In XGBoost, non-continuous memory access is required to get the gradient statistics by row index. Hence, XGBoost has been designed to make optimal use of hardware.

Implementation of XGBoost in Python

# PythonGeeks code for XGBoost classifier
# Importing the libraries
import numpy as np
import matplotlib.pyplot as plt
import pandas as pd
 
# Importing the dataset
dataset = pd.read_csv('Churn_Modelling.csv')
X = dataset.iloc[:, 3:13].values
y = dataset.iloc[:, 13].values
 
# Encoding categorical data
from sklearn.preprocessing import LabelEncoder, OneHotEncoder
labelencoder_X_1 = LabelEncoder()
 
X[:, 1] = labelencoder_X_1.fit_transform(X[:, 1])
labelencoder_X_2 = LabelEncoder()
 
X[:, 2] = labelencoder_X_2.fit_transform(X[:, 2])
onehotencoder = OneHotEncoder(categorical_features = [1])
 
X = onehotencoder.fit_transform(X).toarray()
X = X[:, 1:]
 
# Splitting the dataset into the Training set and Test set
from sklearn.model_selection import train_test_split
X_train, X_test, y_train, y_test = train_test_split(
    X, y, test_size = 0.2, random_state = 0)
 
# Fitting XGBoost to the training data
import xgboost as xgb
my_model = xgb.XGBClassifier()
my_model.fit(X_train, y_train)
 
# Predicting the Test set results
y_pred = my_model.predict(X_test)
 
# Making the Confusion Matrix
from sklearn.metrics import confusion_matrix
cm = confusion_matrix(y_test, y_pred)

The output of the above code will depict the following results

Accuracy will be about 0.8645

Reasons to Choose XGBoost

The two main factors to choose XGBoost over other algorithms are:

Execution Speed
Model Performance

Let us look at these points in brief

1. XGBoost Execution Speed

Usually, XGBoost exhibits really fast performance.
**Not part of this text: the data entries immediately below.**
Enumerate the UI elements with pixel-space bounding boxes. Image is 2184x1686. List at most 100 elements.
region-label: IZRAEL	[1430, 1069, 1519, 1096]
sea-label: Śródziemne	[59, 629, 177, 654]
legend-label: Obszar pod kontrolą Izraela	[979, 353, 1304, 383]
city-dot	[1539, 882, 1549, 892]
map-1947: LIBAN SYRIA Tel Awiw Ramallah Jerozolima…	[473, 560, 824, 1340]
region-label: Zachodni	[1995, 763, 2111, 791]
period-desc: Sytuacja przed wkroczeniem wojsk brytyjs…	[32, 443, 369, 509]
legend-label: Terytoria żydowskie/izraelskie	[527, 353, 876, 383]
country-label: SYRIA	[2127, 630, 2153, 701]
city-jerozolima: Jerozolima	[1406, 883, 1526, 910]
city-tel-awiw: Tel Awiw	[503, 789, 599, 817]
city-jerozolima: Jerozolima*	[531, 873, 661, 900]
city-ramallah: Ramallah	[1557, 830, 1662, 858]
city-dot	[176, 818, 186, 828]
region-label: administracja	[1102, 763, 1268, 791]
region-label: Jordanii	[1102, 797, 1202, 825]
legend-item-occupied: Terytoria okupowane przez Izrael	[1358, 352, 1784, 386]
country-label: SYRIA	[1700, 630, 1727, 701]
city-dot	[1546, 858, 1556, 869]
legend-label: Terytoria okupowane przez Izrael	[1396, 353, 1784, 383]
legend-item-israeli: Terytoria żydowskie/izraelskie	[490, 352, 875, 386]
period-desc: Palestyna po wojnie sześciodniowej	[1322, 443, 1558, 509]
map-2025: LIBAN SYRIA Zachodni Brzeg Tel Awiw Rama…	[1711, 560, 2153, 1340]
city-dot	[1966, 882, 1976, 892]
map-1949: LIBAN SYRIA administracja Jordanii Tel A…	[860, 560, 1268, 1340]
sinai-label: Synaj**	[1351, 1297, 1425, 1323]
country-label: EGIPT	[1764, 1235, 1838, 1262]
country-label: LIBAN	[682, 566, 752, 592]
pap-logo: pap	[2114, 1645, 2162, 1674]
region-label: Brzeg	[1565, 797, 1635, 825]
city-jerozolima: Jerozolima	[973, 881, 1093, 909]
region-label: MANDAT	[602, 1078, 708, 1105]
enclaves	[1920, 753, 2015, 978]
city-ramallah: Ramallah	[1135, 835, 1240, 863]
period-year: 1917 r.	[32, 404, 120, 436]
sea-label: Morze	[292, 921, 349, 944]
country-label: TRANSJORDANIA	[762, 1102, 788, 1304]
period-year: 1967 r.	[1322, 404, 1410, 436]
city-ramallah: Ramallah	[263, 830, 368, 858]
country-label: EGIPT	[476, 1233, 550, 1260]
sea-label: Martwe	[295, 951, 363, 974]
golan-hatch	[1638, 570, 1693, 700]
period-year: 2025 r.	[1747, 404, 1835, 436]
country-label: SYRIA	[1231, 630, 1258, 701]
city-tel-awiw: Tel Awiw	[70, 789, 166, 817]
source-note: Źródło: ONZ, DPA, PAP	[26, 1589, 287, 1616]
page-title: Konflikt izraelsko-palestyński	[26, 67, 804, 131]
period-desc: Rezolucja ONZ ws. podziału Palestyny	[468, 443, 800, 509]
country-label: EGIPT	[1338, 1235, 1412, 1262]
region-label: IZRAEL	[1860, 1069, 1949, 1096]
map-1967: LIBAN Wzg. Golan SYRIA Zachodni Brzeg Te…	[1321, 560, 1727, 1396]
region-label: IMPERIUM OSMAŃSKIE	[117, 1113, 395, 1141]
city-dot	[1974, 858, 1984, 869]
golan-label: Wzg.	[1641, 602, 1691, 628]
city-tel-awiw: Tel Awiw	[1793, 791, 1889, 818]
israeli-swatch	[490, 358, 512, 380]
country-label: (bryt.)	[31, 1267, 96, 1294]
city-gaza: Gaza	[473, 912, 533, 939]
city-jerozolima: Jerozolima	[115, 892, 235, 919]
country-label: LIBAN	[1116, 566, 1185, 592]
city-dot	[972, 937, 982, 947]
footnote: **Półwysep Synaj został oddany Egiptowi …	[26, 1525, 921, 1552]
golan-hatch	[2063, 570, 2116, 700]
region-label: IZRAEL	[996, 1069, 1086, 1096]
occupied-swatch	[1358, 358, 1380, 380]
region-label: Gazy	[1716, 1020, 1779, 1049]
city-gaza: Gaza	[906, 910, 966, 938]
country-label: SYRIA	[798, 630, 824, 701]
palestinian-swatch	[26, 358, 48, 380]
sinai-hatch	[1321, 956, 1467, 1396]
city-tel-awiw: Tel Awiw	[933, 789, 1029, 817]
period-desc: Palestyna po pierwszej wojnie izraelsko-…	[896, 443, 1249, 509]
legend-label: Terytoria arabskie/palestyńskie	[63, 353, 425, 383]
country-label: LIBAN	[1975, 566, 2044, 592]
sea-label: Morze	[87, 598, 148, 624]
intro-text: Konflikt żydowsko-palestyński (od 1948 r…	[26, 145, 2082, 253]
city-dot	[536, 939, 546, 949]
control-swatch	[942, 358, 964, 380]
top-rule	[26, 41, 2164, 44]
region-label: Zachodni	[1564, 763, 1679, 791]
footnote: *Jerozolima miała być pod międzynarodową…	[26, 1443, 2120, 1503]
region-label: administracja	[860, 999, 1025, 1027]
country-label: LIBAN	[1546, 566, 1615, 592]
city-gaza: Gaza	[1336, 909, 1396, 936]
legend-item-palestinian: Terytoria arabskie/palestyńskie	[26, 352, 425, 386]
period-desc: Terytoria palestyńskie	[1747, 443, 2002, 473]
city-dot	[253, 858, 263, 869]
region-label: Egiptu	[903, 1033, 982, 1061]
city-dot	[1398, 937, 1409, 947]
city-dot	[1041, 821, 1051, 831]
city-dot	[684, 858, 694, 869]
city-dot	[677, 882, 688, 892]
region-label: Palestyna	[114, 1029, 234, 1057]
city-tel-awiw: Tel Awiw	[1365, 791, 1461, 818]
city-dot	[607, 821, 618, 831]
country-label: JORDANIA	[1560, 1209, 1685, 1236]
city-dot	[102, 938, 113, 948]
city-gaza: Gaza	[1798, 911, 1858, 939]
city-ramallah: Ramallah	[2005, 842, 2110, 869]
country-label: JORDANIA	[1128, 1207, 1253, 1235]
When we compare the computational speed of XGBoost to other algorithms, it shows high variance in the speed of all other algorithms. Szilard Palka conducted an experiment to compare the performance of all the implementations of gradient boosting and the results are quite significant.

The results in the above graph demonstrate that XGBoost always shows a better performance rate as compared to other implementations from R, Python, Spark, and H2O.

2. XGBoost Model Performance

The main advantage of choosing XGBoost over other implementations is that it dominates the structures or tabular datasets on classification and regression predictive models.

The fact that it is amongst one of the go-to algorithms for the competition winners of the Kaggle competitive data science platform, gives testament to the efficiency of this algorithm.

3. Flexibility

XGBoosting enables user-defined objective functions with classification, regression, and ranking problems. We can even make use of an objective function to measure the performance of the model.

4. Availability

Because of its availability for programming languages such as R, Python, Java, Julia, and Scala, the language is quite extensive.

Conclusion

With this, we have reached the end of the article about the XGBoost method. We covered the basics of the XGBoost algorithm, along with the various features and pre-requisites of the model. We also saw some of the major features to choose XGBoost over other implementations. Hope that this PythonGeeks article was able to solve your queries regarding the XGBoost algorithm.